How can countries begin to address the global teaching crisis? GPE’s ongoing blog series highlights several strategies echoed in the Teacher Task Force global report on the status of teachers: raise teacher salaries, enhance the profession’s status, improve working conditions, overhaul in-service preparation programs, support alternative certification routes and invest in continuous professional development.
These approaches aim to close the gap in both the number of teachers and the quality of teaching worldwide.
However, such measures require long-term planning and funding, and their benefits may take years to accrue. In the meantime, there’s another tool we can leverage to help address quantity and quality issues at the heart of the global teaching crisis: technology.

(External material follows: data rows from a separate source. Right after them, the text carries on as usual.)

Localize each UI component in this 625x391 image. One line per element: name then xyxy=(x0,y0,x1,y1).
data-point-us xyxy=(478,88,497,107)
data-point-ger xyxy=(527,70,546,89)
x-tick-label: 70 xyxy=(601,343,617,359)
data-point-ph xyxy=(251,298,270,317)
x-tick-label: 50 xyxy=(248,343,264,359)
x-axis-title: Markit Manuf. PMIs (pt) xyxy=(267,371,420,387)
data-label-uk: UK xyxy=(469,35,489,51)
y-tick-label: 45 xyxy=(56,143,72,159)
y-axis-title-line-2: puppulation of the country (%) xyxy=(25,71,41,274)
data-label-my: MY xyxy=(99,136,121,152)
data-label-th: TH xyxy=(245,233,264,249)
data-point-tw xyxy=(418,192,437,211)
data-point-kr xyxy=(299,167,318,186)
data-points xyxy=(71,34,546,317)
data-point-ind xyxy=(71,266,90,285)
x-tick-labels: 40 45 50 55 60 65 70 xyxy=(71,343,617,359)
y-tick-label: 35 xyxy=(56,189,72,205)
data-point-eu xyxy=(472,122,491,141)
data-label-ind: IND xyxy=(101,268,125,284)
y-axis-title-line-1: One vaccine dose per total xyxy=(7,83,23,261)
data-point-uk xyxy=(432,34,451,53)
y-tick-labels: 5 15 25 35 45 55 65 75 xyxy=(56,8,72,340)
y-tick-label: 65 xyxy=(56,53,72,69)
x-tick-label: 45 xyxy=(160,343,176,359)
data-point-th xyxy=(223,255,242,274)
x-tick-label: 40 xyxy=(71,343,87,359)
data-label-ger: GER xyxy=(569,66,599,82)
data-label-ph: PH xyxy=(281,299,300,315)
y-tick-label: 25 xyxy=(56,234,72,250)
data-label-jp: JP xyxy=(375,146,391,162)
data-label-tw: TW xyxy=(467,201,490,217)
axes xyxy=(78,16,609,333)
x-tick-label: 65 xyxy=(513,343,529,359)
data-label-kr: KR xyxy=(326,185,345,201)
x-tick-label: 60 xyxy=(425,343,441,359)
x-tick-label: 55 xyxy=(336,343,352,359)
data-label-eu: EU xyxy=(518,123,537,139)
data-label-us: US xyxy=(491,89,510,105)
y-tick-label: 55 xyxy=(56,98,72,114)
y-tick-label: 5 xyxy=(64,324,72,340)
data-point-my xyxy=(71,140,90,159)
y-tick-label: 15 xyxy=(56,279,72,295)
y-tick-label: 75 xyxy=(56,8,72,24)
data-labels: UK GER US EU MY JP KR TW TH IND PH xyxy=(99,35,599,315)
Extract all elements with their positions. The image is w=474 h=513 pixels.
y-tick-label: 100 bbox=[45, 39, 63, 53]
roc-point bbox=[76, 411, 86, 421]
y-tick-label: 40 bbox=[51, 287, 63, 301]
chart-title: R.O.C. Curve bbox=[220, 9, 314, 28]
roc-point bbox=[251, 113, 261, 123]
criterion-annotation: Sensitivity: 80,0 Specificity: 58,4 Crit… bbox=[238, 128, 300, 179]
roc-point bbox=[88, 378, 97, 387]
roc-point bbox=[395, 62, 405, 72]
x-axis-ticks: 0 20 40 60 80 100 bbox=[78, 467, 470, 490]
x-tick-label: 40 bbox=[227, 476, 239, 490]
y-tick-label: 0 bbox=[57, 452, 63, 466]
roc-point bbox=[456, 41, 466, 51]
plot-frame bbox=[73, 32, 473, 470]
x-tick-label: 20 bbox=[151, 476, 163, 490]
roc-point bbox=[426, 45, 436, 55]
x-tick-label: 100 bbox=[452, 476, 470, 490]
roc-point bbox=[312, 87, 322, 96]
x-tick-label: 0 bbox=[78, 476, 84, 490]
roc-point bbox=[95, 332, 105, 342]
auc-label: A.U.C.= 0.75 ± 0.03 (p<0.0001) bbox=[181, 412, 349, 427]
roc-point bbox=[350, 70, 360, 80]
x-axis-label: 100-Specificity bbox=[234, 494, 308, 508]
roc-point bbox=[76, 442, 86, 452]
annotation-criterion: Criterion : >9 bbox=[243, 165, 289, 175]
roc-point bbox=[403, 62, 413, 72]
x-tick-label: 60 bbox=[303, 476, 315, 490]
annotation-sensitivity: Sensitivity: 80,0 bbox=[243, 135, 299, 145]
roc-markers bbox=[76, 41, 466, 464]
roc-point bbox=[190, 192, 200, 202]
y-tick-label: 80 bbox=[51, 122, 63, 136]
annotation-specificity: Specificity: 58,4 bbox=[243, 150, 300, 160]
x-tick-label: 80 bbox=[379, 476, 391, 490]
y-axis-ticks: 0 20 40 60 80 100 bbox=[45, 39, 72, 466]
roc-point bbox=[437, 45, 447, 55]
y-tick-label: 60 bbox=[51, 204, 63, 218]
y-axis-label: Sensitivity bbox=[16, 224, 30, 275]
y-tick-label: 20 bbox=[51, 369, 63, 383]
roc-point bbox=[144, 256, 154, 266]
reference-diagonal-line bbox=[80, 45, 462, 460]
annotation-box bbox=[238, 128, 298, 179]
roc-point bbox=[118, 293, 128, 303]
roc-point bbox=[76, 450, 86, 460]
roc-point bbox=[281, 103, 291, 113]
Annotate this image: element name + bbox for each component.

While it is no substitute for a sustained commitment to recruit, develop and retain excellent teachers, well-designed technology initiatives—managed and implemented by qualified and caring educators—can significantly enhance educational opportunities for both teachers and students.
This blog offers 3 such examples.
1. Technology can expand access to quality education
Every region across the globe faces teacher shortages, especially in sub-Saharan Africa and Southern Asia where there is rapid population growth. Technology can connect students who lack teachers so that they can continue their education.

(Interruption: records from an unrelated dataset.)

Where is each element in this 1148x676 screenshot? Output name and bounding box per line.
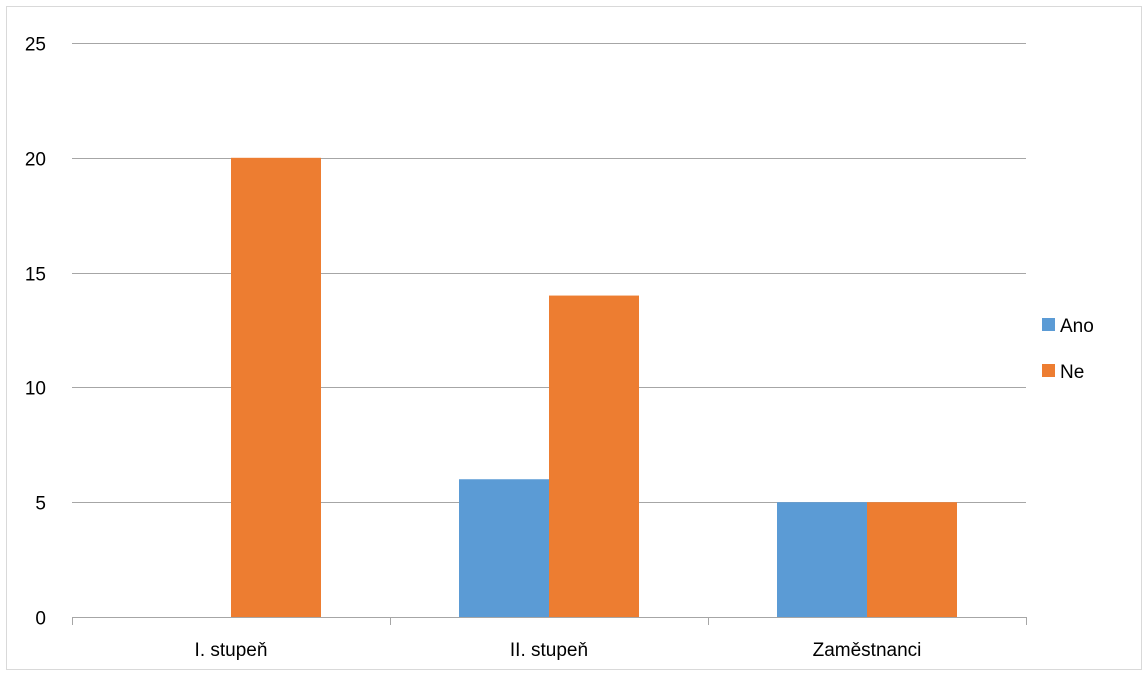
- bar-ne: [549, 296, 639, 617]
- bar-ano: [777, 502, 867, 617]
- x-tick-label: I. stupeň: [195, 640, 268, 661]
- legend-label-ne: Ne: [1060, 362, 1084, 383]
- y-tick-label: 15: [25, 265, 46, 286]
- y-tick-label: 5: [35, 494, 46, 515]
- bar-ne: [231, 158, 321, 617]
- bar-ano: [459, 479, 549, 617]
- legend-swatch-ne: [1042, 364, 1055, 377]
- x-tick-label: II. stupeň: [510, 640, 588, 661]
- y-tick-label: 0: [35, 609, 46, 630]
- legend-swatch-ano: [1042, 318, 1055, 331]
- legend-label-ano: Ano: [1060, 316, 1094, 337]
- y-tick-label: 20: [25, 150, 46, 171]
- x-tick-label: Zaměstnanci: [813, 640, 922, 661]
- bar-ne: [867, 502, 957, 617]
- y-tick-label: 25: [25, 35, 46, 56]
- legend: Ano Ne: [1042, 316, 1094, 383]
- y-tick-label: 10: [25, 379, 46, 400]
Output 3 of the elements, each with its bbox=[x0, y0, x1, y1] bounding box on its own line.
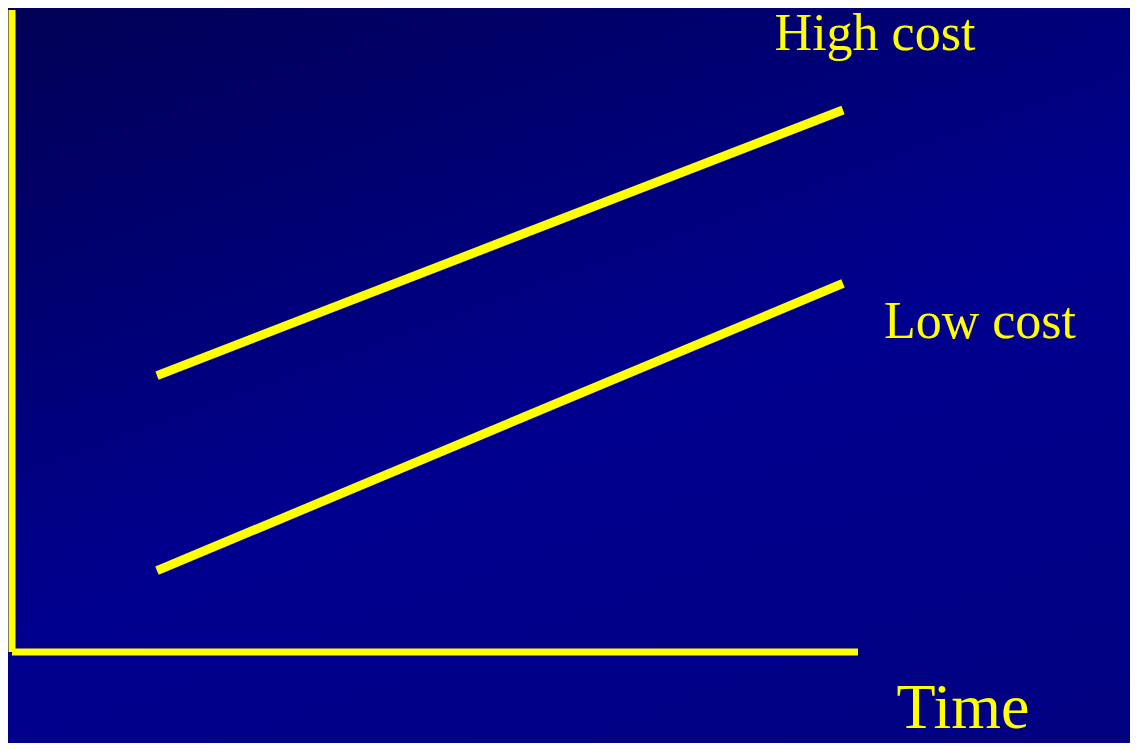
x-axis-title: Time bbox=[896, 671, 1030, 742]
series-label: High cost bbox=[774, 4, 976, 61]
series-label: Low cost bbox=[883, 292, 1077, 350]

Where robust internet access exists, virtual classes can provide instruction to students lacking qualified teachers, especially in STEM (science, technology, engineering, and math) subjects.
Online learning platforms, such as the National Education Equity Lab, offer underserved students access to a greater pool of educators and diversity in subject choices.

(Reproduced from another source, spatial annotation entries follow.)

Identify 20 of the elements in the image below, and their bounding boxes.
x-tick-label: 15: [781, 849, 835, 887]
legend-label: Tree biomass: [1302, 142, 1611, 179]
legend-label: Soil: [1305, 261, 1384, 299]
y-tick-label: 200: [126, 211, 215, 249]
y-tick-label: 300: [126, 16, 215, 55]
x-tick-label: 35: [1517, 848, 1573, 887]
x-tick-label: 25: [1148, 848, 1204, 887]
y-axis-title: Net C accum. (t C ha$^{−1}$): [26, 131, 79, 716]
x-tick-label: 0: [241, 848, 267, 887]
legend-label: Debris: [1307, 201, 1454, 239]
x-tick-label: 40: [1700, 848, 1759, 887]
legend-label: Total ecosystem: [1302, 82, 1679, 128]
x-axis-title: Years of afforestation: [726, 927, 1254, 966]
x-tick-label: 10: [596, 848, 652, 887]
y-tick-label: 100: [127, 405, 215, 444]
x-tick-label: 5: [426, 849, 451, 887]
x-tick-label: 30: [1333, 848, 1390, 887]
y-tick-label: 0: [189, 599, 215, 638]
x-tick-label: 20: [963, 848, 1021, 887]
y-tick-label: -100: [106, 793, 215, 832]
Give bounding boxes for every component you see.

Online human tutors and, increasingly, artificial intelligence (AI) tutors can bridge gaps in subject expertise, providing flexible and personalized learning opportunities to students.
Where internet infrastructure is less prevalent or reliable, instructional television (ITV) is often the delivery mechanism of choice. Brazil’s Amazonas region (an area the size of France), Egypt, Ghana, México, Pakistan and Turkey currently use ITV to provide access to schooling.
With ITV, a trained teacher delivers a lesson via satellite TV from a television studio, either live or pre-recorded, to a group of students in a school or community center. Lessons are aligned to the curriculum, shared in small increments (15–30 minutes) throughout the school day and are typically followed by in-class small-group and individual work, questions and answers or discussion.
2. Technology can compensate for variable teaching quality
Many teachers struggle with basic content knowledge, communicating in the language of instruction and using effective instructional techniques. Well-designed technology initiatives can link students to high-quality instruction, driving improvements in literacy, numeracy and foundational skills.
Experimental studies in Ghana, México, Pakistan, and Zanzibar have highlighted technology’s ability to reduce the ill effects of low-quality teaching. Computer-aided instruction and educational apps have counterbalanced inferior quality instruction, standardized quality instruction and ensured students’ educational attainment in foundational skills.
Educational tools that make use of artificial intelligence can assist untrained teachers, volunteer teachers or teachers teaching outside their content area with planning lessons, designing assessments and developing learning materials.